Some of Auckland's largest foodbanks are warning they may need to close or significantly reduce food parcels after the government indicated it will not fund them next year.
It comes as many working households still struggle to put food on the table after a year of rising unemployment, while a predicted economic recovery is still many months away.
Auckland City Mission got a one-off government grant to continue its food bank services until the end of the year and is now wondering what comes next.
Some Auckland foodbanks may close due to funding cuts
City Missioner Helen Robinson said it had asked the coalition government for annual funding so it could keep providing 50,000 food parcels in 2025 - but that looked unlikely.
"I'm worried. I know hundreds of thousands of Aucklanders rely on the mission for food and I know what it means when people don't have enough food."
The government funds a food distribution network which collects surplus food from growers and wholesalers and delivers it to food hubs - although that money is due to end in July 2025.
Robinson said state agencies referred people to food banks but did not fund them.
"When the government funding stopped we publicly went out and said we would have to reduce the number of food parcels from 50,000 a year to 20,000 a year and that message still stands. WIthout any government support in any one year that is what we'll have to be reduced to."
Several Auckland foodbanks made public pleas this year for urgent donations.
The Buttabean Motivation Foodbank, which feeds up to 200 Auckland families on a weekly basis, received close to $200,000 after making a public plea for funding. It faced closure because demand had outstripped resources.
On the North Shore, the Good Works Trust got enough to keep its school lunch packs going until term two next year.
It gets referrals from the city mission, state agencies and charities supporting people in need.
The trust's operations manager Sophie Gray said the money had not kept up with demand.
"The vulnerable clients that we're working with have less available to them in terms of support from [the Ministry of Social Development] and the foodbanks have less support in terms of also supplying them. So those two things have happened at the same time ... it's been a major shakedown."
Gray is also calling for the government to provide ongoing funding for foodbanks.
"Some funding and some recognition of the fact that our organisation and others like us are actually doing the government's job. We are doing social change."
She said foodbanks receive some grants from charities but this is increasingly competitive and the money has to be spent on rent or staff, not food.
"If we can't find the funding then we will join the ranks of the ... many other foodbanks around the country, I know of four at least that have closed in the last six months."
Presbyterian Northern Support runs a food parcel service in the Auckland suburb of Mt Roskill, Communities Feeding Communities.
When working people could not afford food, the system was broken, interim chief executive Pam Elgar said.
"We are in a cycle where foodbanks are a thing to stay. I'm somewhat shattered by a New Zealand today that has people sitting on the street asking for money and turning up as regulars because they don't have the basics looked after."
Non-profit organisations needed to be funded if the social welfare system was sending clients to them, Elgar said.

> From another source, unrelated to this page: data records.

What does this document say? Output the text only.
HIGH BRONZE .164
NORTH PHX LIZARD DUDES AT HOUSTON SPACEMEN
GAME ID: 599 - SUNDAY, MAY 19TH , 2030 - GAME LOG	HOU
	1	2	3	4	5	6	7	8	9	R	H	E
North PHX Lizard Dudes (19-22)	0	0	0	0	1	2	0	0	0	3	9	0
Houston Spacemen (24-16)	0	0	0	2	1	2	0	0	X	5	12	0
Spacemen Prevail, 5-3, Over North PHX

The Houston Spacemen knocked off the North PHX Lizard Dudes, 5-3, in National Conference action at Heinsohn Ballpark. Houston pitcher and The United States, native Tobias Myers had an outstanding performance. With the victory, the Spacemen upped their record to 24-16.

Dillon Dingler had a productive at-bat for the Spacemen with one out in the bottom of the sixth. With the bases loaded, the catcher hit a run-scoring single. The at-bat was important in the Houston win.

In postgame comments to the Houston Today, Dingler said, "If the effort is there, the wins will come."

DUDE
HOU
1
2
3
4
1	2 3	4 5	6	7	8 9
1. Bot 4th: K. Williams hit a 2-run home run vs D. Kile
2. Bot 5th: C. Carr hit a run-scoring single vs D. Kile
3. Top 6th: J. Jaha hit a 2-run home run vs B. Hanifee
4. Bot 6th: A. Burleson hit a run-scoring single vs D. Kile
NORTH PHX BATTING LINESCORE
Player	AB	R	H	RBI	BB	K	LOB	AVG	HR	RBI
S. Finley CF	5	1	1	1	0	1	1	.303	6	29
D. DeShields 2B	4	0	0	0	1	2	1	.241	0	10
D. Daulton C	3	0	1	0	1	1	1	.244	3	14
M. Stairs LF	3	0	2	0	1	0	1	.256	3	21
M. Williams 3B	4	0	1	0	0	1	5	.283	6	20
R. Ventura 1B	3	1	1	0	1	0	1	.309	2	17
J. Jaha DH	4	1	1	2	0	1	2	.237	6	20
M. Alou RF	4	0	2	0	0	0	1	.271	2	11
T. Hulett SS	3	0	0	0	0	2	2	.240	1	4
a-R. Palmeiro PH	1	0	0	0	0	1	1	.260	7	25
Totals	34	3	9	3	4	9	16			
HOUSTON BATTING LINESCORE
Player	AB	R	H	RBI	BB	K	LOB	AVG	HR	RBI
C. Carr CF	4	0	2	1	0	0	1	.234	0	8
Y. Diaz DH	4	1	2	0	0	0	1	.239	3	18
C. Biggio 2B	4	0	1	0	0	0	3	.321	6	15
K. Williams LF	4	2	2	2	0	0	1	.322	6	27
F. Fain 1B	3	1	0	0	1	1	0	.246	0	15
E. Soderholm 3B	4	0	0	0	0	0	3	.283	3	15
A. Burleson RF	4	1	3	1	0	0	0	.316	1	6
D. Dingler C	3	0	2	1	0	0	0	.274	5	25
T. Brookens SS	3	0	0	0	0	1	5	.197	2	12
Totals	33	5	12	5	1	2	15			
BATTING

The Ministry of Social Development said foodbanks started to receive direct government funding in 2020 during the pandemic.
Since then, the government had invested more than $200 million in the sector, both directly to foodbanks as well as to a food distribution network.
Auckland City Mission had received $5.2m since 2020, and a food security initiative grant of $100,000, while Good Works Charitable Trust received $373,840, the ministry said.
The food security funding had been extended with one-off grants to 13 providers this year.
But that was time-limited funding that the government did not intend to extend past this year, Minister of Social Development Louise Upston said.
"It's really challenging at the moment because we do know that households are doing it tough, which is why we extended it this year.
"The intention going forward is that we will focus on the infrastructure which supports multiple foodbanks to be able to be more effective in the work that they do."
That included funding the New Zealand Food Network, which distributes surplus food to community providers, and funding food storage.
Foodbanks did not receive direct government funding before Covid-19, Upston said.
"If we're serious, which we are, about dealing with the cost of living crisis we have to pull government spending back and one of the opportunities is to end the things that were created just for Covid."
Meanwhile, those providing food said they were struggling to keep up with existing demand.
It had become a regular occurrence for people in need to drop into Presbyterian Support Northern's head office, but it did not distribute food parcels from there, Elgar said.
"What our staff do is raid the staff refrigerator and try to provide whatever we've got so that we can send them away at least with something and enable them to get to the food service if they possibly can."
The City Mission was already giving out food parcels to whoever was first and was loath to have to turn people away, Robinson said.
"Usually it is very honestly a first in first served [system] because I don't have an ability to measure hunger. This is madness and tragic and totally unnecessary. As a country, as a government, we can choose to prior the needs of those who don't have enough money for food."
That could include funding for food relief agencies and policy change such as allowing people on a benefit to earn more before their benefit was cut, she said.
"We would ask for that abatement rate to be increased so that people can earn more money in paid employment and then not have less."
The North Shore has the highest median rental price in the country but Gray said the people struggling were a diverse group.
Some were out of work, while others were social housing tenants or receiving mental health care, she said.
"There is not a single pocket of the North Shore that doesn't have people going through the worst week of their life."